Say customers arrive at an ice cream shop at an average rate of 100 customers per day. Independently, the ice cream shop receives a restock of their ice cream at an average rate of one shipment every 5 days. Say each customer buys only one serving of ice cream. If the shop begins the week with 500 servings of ice cream, what is the probability the next shipment will arrive before they run out of ice cream? Both the arrivals of the shipments and the arrivals of the customers are indeed poisson processes.
Purely intuitively, I believe the answer should be $1/5$, but I cannot figure out how to actually rigorously calculate this. I think the question is essentially asking "what is the probability one restock arrives before 5 groups of 100 customers arrive". So I believe this is a question of superposition of poisson processes, in that, the probability that, each day, a shipment comes in before 100 customers come in is $\frac{\frac{1}{5}}{\frac{1}{5} + 100}$. And then the probability that 100 customers come in on a given day before a shipment comes in is $\frac{100}{\frac{1}{5} + 100}$. At this point I get lost. I believe there is a combinatorial argument to be made here but I'm not sure what that is.
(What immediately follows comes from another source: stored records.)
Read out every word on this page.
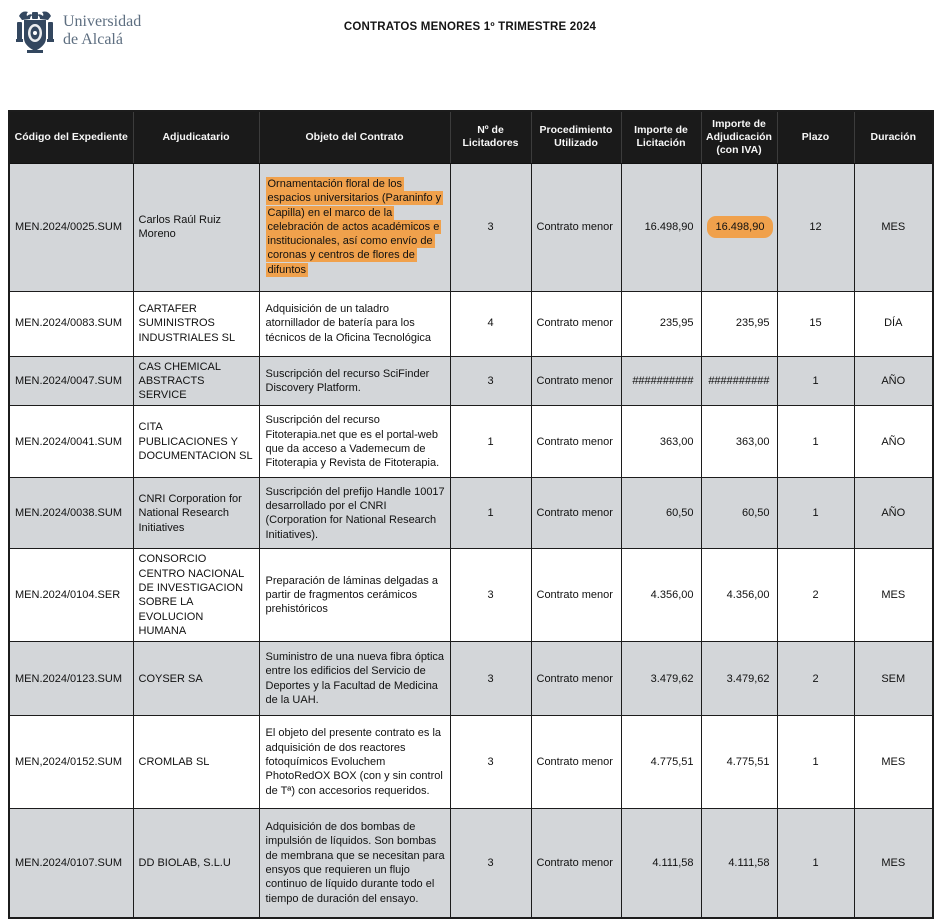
Universidad
de Alcalá
CONTRATOS MENORES 1º TRIMESTRE 2024
Código del Expediente	Adjudicatario	Objeto del Contrato	Nº de Licitadores	Procedimiento Utilizado	Importe de Licitación	Importe de Adjudicación (con IVA)	Plazo	Duración
MEN.2024/0025.SUM	Carlos Raúl Ruiz Moreno	Ornamentación floral de los espacios universitarios (Paraninfo y Capilla) en el marco de la celebración de actos académicos e institucionales, así como envío de coronas y centros de flores de difuntos	3	Contrato menor	16.498,90	16.498,90	12	MES
MEN.2024/0083.SUM	CARTAFER SUMINISTROS INDUSTRIALES SL	Adquisición de un taladro atornillador de batería para los técnicos de la Oficina Tecnológica	4	Contrato menor	235,95	235,95	15	DÍA
MEN.2024/0047.SUM	CAS CHEMICAL ABSTRACTS SERVICE	Suscripción del recurso SciFinder Discovery Platform.	3	Contrato menor	##########	##########	1	AÑO
MEN.2024/0041.SUM	CITA PUBLICACIONES Y DOCUMENTACION SL	Suscripción del recurso Fitoterapia.net que es el portal-web que da acceso a Vademecum de Fitoterapia y Revista de Fitoterapia.	1	Contrato menor	363,00	363,00	1	AÑO
MEN.2024/0038.SUM	CNRI Corporation for National Research Initiatives	Suscripción del prefijo Handle 10017 desarrollado por el CNRI (Corporation for National Research Initiatives).	1	Contrato menor	60,50	60,50	1	AÑO
MEN.2024/0104.SER	CONSORCIO CENTRO NACIONAL DE INVESTIGACION SOBRE LA EVOLUCION HUMANA	Preparación de láminas delgadas a partir de fragmentos cerámicos prehistóricos	3	Contrato menor	4.356,00	4.356,00	2	MES
MEN.2024/0123.SUM	COYSER SA	Suministro de una nueva fibra óptica entre los edificios del Servicio de Deportes y la Facultad de Medicina de la UAH.	3	Contrato menor	3.479,62	3.479,62	2	SEM
MEN,2024/0152.SUM	CROMLAB SL	El objeto del presente contrato es la adquisición de dos reactores fotoquímicos Evoluchem PhotoRedOX BOX (con y sin control de Tª) con accesorios requeridos.	3	Contrato menor	4.775,51	4.775,51	1	MES
MEN.2024/0107.SUM	DD BIOLAB, S.L.U	Adquisición de dos bombas de impulsión de líquidos. Son bombas de membrana que se necesitan para ensyos que requieren un flujo continuo de líquido durante todo el tiempo de duración del ensayo.	3	Contrato menor	4.111,58	4.111,58	1	MES
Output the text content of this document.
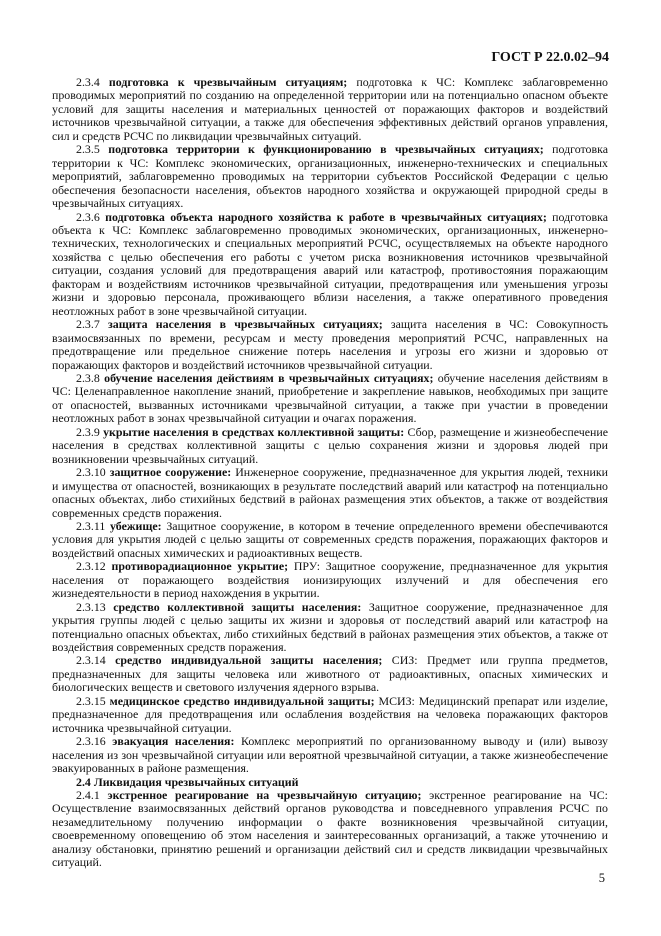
ГОСТ Р 22.0.02–94

2.3.4 подготовка к чрезвычайным ситуациям; подготовка к ЧС: Комплекс заблаговременно проводимых мероприятий по созданию на определенной территории или на потенциально опасном объекте условий для защиты населения и материальных ценностей от поражающих факторов и воздействий источников чрезвычайной ситуации, а также для обеспечения эффективных действий органов управления, сил и средств РСЧС по ликвидации чрезвычайных ситуаций.

2.3.5 подготовка территории к функционированию в чрезвычайных ситуациях; подготовка территории к ЧС: Комплекс экономических, организационных, инженерно-технических и специальных мероприятий, заблаговременно проводимых на территории субъектов Российской Федерации с целью обеспечения безопасности населения, объектов народного хозяйства и окружающей природной среды в чрезвычайных ситуациях.

2.3.6 подготовка объекта народного хозяйства к работе в чрезвычайных ситуациях; подготовка объекта к ЧС: Комплекс заблаговременно проводимых экономических, организационных, инженерно-технических, технологических и специальных мероприятий РСЧС, осуществляемых на объекте народного хозяйства с целью обеспечения его работы с учетом риска возникновения источников чрезвычайной ситуации, создания условий для предотвращения аварий или катастроф, противостояния поражающим факторам и воздействиям источников чрезвычайной ситуации, предотвращения или уменьшения угрозы жизни и здоровью персонала, проживающего вблизи населения, а также оперативного проведения неотложных работ в зоне чрезвычайной ситуации.

2.3.7 защита населения в чрезвычайных ситуациях; защита населения в ЧС: Совокупность взаимосвязанных по времени, ресурсам и месту проведения мероприятий РСЧС, направленных на предотвращение или предельное снижение потерь населения и угрозы его жизни и здоровью от поражающих факторов и воздействий источников чрезвычайной ситуации.

2.3.8 обучение населения действиям в чрезвычайных ситуациях; обучение населения действиям в ЧС: Целенаправленное накопление знаний, приобретение и закрепление навыков, необходимых при защите от опасностей, вызванных источниками чрезвычайной ситуации, а также при участии в проведении неотложных работ в зонах чрезвычайной ситуации и очагах поражения.

2.3.9 укрытие населения в средствах коллективной защиты: Сбор, размещение и жизнеобеспечение населения в средствах коллективной защиты с целью сохранения жизни и здоровья людей при возникновении чрезвычайных ситуаций.

2.3.10 защитное сооружение: Инженерное сооружение, предназначенное для укрытия людей, техники и имущества от опасностей, возникающих в результате последствий аварий или катастроф на потенциально опасных объектах, либо стихийных бедствий в районах размещения этих объектов, а также от воздействия современных средств поражения.

2.3.11 убежище: Защитное сооружение, в котором в течение определенного времени обеспечиваются условия для укрытия людей с целью защиты от современных средств поражения, поражающих факторов и воздействий опасных химических и радиоактивных веществ.

2.3.12 противорадиационное укрытие; ПРУ: Защитное сооружение, предназначенное для укрытия населения от поражающего воздействия ионизирующих излучений и для обеспечения его жизнедеятельности в период нахождения в укрытии.

2.3.13 средство коллективной защиты населения: Защитное сооружение, предназначенное для укрытия группы людей с целью защиты их жизни и здоровья от последствий аварий или катастроф на потенциально опасных объектах, либо стихийных бедствий в районах размещения этих объектов, а также от воздействия современных средств поражения.

2.3.14 средство индивидуальной защиты населения; СИЗ: Предмет или группа предметов, предназначенных для защиты человека или животного от радиоактивных, опасных химических и биологических веществ и светового излучения ядерного взрыва.

2.3.15 медицинское средство индивидуальной защиты; МСИЗ: Медицинский препарат или изделие, предназначенное для предотвращения или ослабления воздействия на человека поражающих факторов источника чрезвычайной ситуации.

2.3.16 эвакуация населения: Комплекс мероприятий по организованному выводу и (или) вывозу населения из зон чрезвычайной ситуации или вероятной чрезвычайной ситуации, а также жизнеобеспечение эвакуированных в районе размещения.

2.4 Ликвидация чрезвычайных ситуаций

2.4.1 экстренное реагирование на чрезвычайную ситуацию; экстренное реагирование на ЧС: Осуществление взаимосвязанных действий органов руководства и повседневного управления РСЧС по незамедлительному получению информации о факте возникновения чрезвычайной ситуации, своевременному оповещению об этом населения и заинтересованных организаций, а также уточнению и анализу обстановки, принятию решений и организации действий сил и средств ликвидации чрезвычайных ситуаций.

5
I would appreciate if someone could help me walk through this problem
This answer assumes the shipment arrivals are also a Poisson process (with rate $1/5$ arrivals per day).
If you superimpose the processes, you have a Poisson process with rate $100+1/5$, where each arrival is independently either a customer or a shipment with probabilities $p := \frac{100}{100+1/5}$ and $1-p = \frac{1/5}{100+1/5}$ respectively.
You want the first arrival that is a shipment to be within the first 500 arrivals. It may be easier to consider the complement event: the first 500 arrivals are all customers. This is $p^{500} \approx 0.368$, so the probability you want is $\approx 0.632$.